Selon ses déclarations, cette décision vise à ouvrir une fenêtre diplomatique en vue d’une « cessation complète et totale des hostilités ».
Dans le même temps, les tensions restent vives avec l’Iran. Les autorités iraniennes ont menacé de fermer le détroit d’Ormuz, point stratégique du commerce mondial de pétrole, et de poser des mines navales dans le Golfe en cas d’attaque contre leurs installations.
Téhéran évoque également des représailles visant des infrastructures clés dans la région.
Sur le plan économique, les inquiétudes s’intensifient. Le directeur de l’Agence internationale de l’énergie, Fatih Birol, a averti que le monde pourrait faire face à la pire crise énergétique depuis des décennies. Selon lui, « aucun pays » ne sera épargné par les conséquences de ce conflit.
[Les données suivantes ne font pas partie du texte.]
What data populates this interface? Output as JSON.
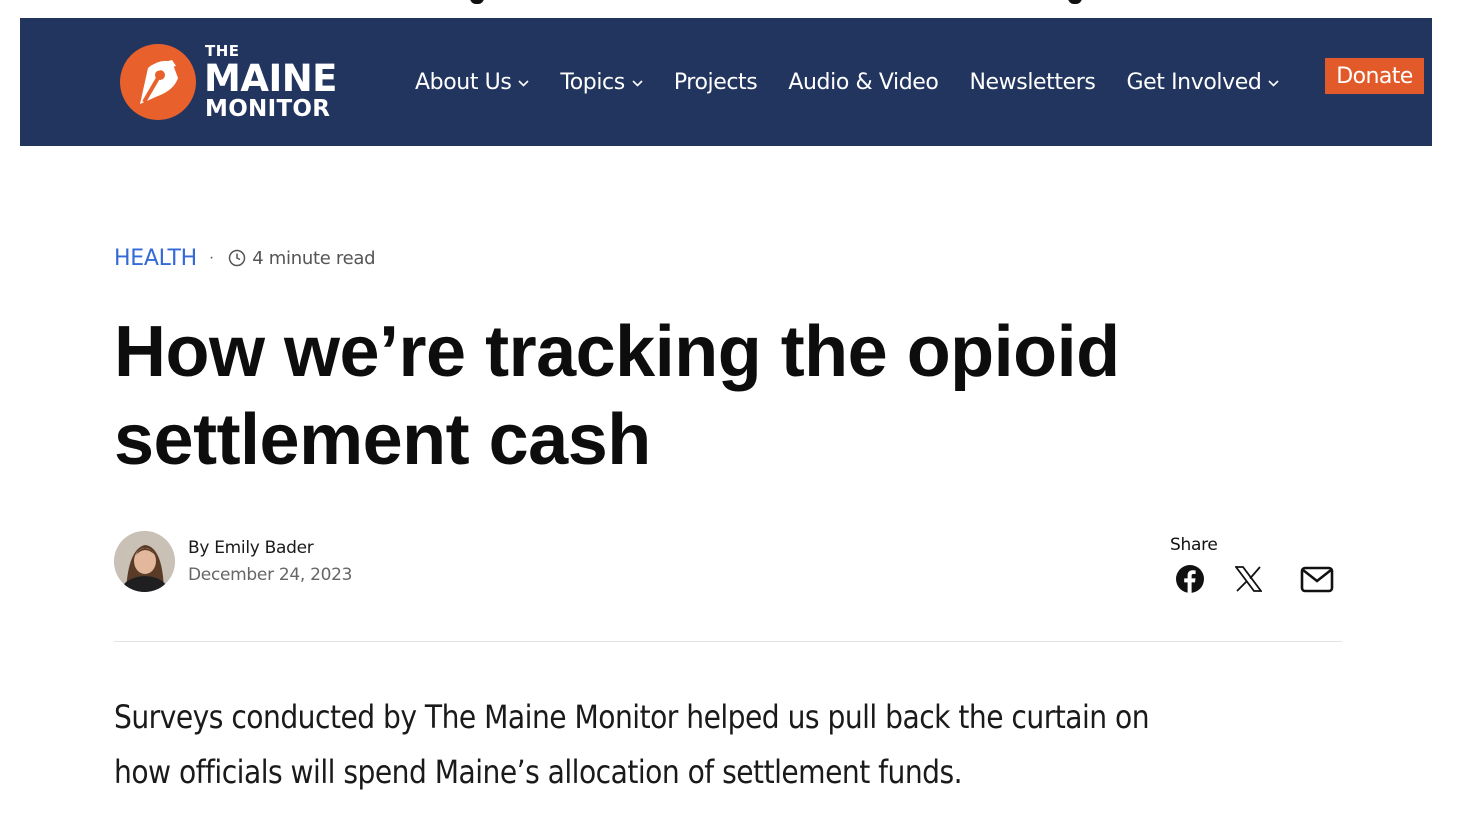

Par ailleurs, l’escalade militaire se poursuit. Les États-Unis et Israël ont récemment frappé le site nucléaire iranien de Natanz, situé à plus de 200 kilomètres au sud-est de Téhéran. En réponse, l’Iran a lancé des frappes contre plusieurs villes israéliennes, notamment Dimona et Arad.
Malgré cette suspension temporaire des frappes américaines, la situation demeure extrêmement volatile. Les menaces croisées et les opérations militaires en cours alimentent les craintes d’une escalade majeure, avec des conséquences potentielles pour la stabilité régionale et l’économie mondiale.